Here are ten things Andy’s Kars have done to enable staff and apprentices to work and learn in their workshop:
• They give each of them a Dictaphone to play back discussions and training given
• They have a Flip Video recorder for the students to record how they repaired a car and if they forget, to play it back so they know how to do it again
• They have different coloured recycling bins so that students can identify which goes where without having to read labels
• They have spanners in different colours so they can differentiate them better
• Their risk assessment manual is made of pictures, rather than just words so it is easier to go through and understand
• They made gloves that hold spanners
• They use a manual forklift to lift things so that people do not have to bend if they have back problems
• They put big lights up as indicators, for example above a socket to clearly show that it is turned ON
• They allow time to work through challenges and reflect on the ways in which they could change things to help staff in their work
• They have a supporting aid to help people with upper back, shoulder problems to access the worktop
What makes Andy so Successful?
Firstly, he always remembers that every person is an individual and they each absorb information differently and react to circumstances in a different way, and in turn, their reaction will make a huge difference in how they deal with a particular problem!
The people who work with Andy’s Kars feel valued, because they take time to understand their needs; because their needs are understood, their barriers are taken down by the various adjustments Andy’s Kars puts in place to address them; and because of the adjustments, they learn; and because they learn, they build their self confidence and self worth… and in real terms, this is not something you can put a price on!

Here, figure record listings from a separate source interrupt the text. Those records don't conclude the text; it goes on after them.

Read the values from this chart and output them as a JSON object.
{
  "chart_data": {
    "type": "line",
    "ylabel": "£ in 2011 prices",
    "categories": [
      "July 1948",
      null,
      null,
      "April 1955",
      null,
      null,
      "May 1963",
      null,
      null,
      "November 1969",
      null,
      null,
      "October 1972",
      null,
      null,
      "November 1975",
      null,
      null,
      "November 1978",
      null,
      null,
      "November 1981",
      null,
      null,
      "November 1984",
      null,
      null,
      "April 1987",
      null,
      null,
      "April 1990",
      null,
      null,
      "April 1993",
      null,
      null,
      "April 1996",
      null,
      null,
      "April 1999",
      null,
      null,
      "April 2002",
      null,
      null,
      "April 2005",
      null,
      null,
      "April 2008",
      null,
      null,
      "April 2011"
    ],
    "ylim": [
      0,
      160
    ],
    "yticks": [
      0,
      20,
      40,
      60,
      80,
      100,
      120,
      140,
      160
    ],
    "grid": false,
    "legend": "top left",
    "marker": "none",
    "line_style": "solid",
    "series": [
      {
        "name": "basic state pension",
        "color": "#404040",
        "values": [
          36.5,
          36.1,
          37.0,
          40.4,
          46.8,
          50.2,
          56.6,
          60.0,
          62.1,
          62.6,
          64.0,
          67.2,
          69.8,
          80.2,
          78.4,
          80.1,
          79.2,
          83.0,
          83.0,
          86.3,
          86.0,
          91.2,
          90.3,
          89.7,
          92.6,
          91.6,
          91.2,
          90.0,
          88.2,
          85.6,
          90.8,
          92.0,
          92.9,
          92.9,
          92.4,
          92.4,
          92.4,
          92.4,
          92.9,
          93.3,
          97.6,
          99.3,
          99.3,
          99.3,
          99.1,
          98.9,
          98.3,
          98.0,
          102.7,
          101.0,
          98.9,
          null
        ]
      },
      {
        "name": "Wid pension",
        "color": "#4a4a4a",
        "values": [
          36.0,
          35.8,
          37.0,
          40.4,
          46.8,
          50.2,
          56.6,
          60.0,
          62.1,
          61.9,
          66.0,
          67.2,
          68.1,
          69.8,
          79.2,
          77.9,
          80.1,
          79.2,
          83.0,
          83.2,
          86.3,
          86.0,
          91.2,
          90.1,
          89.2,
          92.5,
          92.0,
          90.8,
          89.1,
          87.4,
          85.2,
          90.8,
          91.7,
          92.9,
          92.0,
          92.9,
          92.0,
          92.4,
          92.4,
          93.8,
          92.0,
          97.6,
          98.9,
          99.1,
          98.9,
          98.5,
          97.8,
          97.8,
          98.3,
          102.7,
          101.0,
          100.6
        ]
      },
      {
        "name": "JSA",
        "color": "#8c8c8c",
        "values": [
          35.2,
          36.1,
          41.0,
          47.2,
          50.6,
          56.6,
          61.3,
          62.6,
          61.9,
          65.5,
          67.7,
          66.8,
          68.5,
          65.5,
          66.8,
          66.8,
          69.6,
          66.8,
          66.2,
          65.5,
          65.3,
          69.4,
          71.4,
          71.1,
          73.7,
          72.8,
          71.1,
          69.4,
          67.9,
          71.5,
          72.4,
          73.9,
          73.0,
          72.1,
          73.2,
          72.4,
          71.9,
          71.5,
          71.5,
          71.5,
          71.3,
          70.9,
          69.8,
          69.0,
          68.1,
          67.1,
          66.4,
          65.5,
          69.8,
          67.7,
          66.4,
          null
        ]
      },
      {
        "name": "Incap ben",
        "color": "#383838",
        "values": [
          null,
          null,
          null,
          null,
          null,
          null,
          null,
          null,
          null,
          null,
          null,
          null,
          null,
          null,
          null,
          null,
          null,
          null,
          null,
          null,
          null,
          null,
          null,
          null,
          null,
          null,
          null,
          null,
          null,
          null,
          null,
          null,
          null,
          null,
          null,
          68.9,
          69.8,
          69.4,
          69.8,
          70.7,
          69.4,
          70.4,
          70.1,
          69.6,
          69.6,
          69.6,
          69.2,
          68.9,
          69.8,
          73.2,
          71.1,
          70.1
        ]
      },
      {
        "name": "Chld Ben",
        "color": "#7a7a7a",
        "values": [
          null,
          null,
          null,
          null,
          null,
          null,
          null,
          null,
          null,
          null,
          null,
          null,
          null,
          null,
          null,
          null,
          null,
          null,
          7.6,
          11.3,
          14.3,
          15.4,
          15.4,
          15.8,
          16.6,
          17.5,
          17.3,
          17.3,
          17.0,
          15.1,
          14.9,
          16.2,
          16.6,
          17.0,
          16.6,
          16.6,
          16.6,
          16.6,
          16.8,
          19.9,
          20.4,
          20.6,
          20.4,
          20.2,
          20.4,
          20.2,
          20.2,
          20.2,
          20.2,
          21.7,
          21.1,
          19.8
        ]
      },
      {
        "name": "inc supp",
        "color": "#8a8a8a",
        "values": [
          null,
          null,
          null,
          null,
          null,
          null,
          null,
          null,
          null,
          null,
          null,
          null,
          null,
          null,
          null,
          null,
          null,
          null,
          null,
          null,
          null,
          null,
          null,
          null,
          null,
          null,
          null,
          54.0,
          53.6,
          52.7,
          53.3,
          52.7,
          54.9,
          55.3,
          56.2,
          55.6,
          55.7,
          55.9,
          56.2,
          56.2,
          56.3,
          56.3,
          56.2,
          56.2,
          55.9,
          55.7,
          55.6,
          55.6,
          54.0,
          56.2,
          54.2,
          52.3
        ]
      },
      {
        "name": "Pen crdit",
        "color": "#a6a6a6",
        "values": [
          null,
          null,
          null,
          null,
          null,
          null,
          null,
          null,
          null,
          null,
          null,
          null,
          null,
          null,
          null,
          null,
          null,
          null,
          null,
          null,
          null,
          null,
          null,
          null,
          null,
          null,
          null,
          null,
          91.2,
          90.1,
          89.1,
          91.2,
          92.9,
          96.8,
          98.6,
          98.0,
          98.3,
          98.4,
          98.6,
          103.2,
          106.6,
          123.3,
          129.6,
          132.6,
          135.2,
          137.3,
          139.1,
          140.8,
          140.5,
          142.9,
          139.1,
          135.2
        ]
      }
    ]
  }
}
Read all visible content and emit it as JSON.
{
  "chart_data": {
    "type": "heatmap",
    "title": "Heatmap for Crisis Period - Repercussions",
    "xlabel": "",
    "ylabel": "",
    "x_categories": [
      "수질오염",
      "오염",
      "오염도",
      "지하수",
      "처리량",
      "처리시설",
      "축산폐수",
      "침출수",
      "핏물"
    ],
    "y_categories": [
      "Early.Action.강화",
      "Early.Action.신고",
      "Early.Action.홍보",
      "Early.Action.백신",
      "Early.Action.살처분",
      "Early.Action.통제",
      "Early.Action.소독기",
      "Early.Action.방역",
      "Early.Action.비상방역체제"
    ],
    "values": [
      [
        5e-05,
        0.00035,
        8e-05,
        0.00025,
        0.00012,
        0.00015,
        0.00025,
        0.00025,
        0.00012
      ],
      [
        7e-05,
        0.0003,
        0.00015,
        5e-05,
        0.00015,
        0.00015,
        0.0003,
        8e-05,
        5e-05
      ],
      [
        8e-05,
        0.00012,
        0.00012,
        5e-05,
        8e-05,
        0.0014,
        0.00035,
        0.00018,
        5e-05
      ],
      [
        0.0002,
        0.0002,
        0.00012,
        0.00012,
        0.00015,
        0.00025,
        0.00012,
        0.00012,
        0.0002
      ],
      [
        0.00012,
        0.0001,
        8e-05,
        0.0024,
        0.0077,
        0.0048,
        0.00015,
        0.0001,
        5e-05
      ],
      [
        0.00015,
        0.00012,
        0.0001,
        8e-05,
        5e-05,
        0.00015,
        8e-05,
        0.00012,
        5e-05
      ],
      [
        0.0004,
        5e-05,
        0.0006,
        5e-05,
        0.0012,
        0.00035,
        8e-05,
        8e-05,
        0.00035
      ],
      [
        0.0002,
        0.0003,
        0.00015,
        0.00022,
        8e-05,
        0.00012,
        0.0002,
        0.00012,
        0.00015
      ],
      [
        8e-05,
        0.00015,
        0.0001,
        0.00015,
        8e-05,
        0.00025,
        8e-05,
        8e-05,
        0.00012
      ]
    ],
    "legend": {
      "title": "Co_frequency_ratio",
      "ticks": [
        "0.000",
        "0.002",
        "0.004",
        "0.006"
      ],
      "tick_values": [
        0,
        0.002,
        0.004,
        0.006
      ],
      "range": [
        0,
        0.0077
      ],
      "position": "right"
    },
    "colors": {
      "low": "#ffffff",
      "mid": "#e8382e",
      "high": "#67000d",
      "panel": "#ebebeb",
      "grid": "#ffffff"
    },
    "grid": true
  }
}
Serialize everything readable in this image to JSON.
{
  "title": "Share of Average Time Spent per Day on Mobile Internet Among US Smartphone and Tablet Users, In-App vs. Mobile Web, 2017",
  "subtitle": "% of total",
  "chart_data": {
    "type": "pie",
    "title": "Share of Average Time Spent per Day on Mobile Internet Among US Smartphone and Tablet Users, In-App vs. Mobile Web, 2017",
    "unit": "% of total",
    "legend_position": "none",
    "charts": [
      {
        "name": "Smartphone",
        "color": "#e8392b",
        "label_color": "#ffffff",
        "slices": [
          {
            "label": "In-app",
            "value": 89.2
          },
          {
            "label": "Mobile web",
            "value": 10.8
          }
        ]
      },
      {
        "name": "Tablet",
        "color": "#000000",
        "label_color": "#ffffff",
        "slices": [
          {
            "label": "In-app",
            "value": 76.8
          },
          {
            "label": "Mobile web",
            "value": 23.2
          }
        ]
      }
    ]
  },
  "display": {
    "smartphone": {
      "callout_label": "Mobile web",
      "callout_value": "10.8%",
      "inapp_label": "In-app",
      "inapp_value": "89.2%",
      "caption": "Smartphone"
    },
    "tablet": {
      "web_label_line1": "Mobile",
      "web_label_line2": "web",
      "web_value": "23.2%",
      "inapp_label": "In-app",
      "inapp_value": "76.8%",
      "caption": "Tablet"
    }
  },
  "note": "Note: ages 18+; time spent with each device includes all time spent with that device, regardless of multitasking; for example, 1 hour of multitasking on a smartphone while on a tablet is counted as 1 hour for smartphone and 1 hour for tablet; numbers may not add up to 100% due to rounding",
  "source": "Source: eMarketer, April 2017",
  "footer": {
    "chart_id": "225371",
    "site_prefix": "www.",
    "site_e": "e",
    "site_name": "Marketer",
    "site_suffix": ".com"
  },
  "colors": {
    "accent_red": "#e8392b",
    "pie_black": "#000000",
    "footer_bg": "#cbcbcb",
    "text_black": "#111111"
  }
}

Moreover, because he gets to know them as humans, and not just as a number or a name on a piece of paper, staff and apprentices become like family; a big, happy family which grows with every new apprentice who walks into the garage to learn… and happy staff bring happy clients. Because of his specialist disability knowledge, Andy’s garage holds a great amount of expertise in adapting vehicles for disabled drivers and now has clients from across the UK!
With Andy, it’s not just about repairing cars, it’s about people! He works with disabled and disadvantaged people, teaching them skills they will have for the rest of their lives and allowing them to get a qualification and even a job! This gives the British tax payer the opportunity to keep our tax money whilst giving disabled people the opportunity to be independent! I don’t think we can get a better deal than that!